Lunedì, 20 Settembre 2021
Economia

La Malvasia aromatica di Candia ambasciatrice del nostro territorio

Per valorizzarla sono scesi in campo circa duecento attività del territorio: ristoranti stellati e trattorie, agriturismo, wine bar, pub, enoteche, locali di ogni tipo

C’è un vitigno tipico del territorio piacentino, sovente negletto o perlomeno trascurato, buono soprattutto per gli uvaggi, ma da alcuni anni riscoperto per le sue straordinarie peculiarità organolettiche e la duttilità delle tipologie a cui si presta: è la Malvasia di Candia Aromatica alla quale è dedicato il mese di giugno nella nostra provincia grazie ad una iniziativa scaturita da un gruppo di operatori del settore che intendono rivendicare l'orgoglio del "bere piacentino" e che ha trovato l'adesione di consorzi, associazioni e istituzioni in qualche modo legate all'enogastronomia.

Per valorizzarla e nel contempo con quella di tutta l’eno-gastronomia di qualità del territorio, ed in particolare dei tanti vini ricavati dal pregiato vitigno autoctono dei nostri colli, sono scesi in campo circa duecento attività del territorio: ristoranti stellati e trattorie, agriturismo, wine bar, pub, enoteche, locali di ogni tipo. Nel mese di giugno tutte queste diversificate attività si sono impegnate ad avere in carta e al bancone almeno un calice di Malvasia di Candia come proposta alla mescita.

Per presentare questa iniziativa si è svolta presso la Sala ducale di Palazzo Farnese una conferenza- stampa nel corso della quale Giacomo Rizzi, titolare dell’Osteria del Morino di Caorso, ha sottolineato l’importanza di «trovare Piacenza nel proprio bicchiere, con le nuove generazioni che devono riscoprire il piacere di vivere piacentino», un concetto ribadito da Luca Castellani dell’antica trattoria Cattivelli ad Isola Serafini, secondo cui «bisogna vendere la qualità che esprime il nostro territorio, un’immagine che dai ristoranti viene poi trasmessa di clienti, con la Malvasia rispolverata nella sua veste migliore, un vitigno che, declinato nelle varie tipologie, si accompagna ad ogni piatto».
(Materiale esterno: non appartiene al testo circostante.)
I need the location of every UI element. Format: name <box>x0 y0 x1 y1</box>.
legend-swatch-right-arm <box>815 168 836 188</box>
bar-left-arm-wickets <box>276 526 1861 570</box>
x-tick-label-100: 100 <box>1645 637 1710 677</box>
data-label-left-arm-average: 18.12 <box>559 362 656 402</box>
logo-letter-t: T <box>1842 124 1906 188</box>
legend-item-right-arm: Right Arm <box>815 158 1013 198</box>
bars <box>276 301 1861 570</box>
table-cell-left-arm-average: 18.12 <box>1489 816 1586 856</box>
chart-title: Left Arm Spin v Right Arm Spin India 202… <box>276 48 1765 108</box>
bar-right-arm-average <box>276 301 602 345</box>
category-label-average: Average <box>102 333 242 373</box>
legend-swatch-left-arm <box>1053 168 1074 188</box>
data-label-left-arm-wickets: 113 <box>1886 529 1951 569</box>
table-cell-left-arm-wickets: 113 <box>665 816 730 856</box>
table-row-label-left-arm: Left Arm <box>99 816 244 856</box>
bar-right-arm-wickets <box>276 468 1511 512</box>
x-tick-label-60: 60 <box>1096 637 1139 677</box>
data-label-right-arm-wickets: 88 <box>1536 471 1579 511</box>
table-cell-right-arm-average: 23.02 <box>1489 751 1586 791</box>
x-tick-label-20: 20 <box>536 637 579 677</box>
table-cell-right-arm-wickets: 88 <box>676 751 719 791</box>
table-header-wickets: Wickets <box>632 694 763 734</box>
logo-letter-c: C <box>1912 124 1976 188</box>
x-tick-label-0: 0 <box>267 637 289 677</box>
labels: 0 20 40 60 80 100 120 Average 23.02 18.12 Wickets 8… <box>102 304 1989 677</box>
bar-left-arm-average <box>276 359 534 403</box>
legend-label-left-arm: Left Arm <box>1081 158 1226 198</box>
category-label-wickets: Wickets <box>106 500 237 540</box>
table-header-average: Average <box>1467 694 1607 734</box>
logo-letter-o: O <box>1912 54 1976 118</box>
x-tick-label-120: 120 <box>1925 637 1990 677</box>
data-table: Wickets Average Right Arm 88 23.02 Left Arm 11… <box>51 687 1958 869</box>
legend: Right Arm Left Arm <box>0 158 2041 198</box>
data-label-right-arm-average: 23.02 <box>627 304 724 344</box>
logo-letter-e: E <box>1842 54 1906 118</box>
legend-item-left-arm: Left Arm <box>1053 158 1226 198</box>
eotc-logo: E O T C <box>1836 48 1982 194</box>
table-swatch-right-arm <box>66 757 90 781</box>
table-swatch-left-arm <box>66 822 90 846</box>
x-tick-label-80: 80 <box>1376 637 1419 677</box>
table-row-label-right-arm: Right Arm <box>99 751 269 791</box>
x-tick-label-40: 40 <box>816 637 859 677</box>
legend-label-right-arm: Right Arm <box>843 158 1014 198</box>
Secondo l’assessore Jonathan Papamarenghi «si concretizza un fermento che va avanti da tempo e che ora, quasi al termine delle restrizioni, è pronto a partire grazie a produttori ed esercenti che stimoleranno il turismo eno-gastronomico che va a braccetto con quello culturale». «Ma è anche necessario - ha sottolineato un rappresentante delle cantine Val Luretta - preparare i gestori che devono conoscere bene ciò che propongono e rivolgersi anche alle giovani generazioni per saper scegliere bene i vini del territorio. E’ importante ritrovare l’orgoglio e la voglia di comunicare le eccellenze del territorio». Sono seguiti i saluti di diversi rappresentanti di enti, associazioni di settore e Consorzi.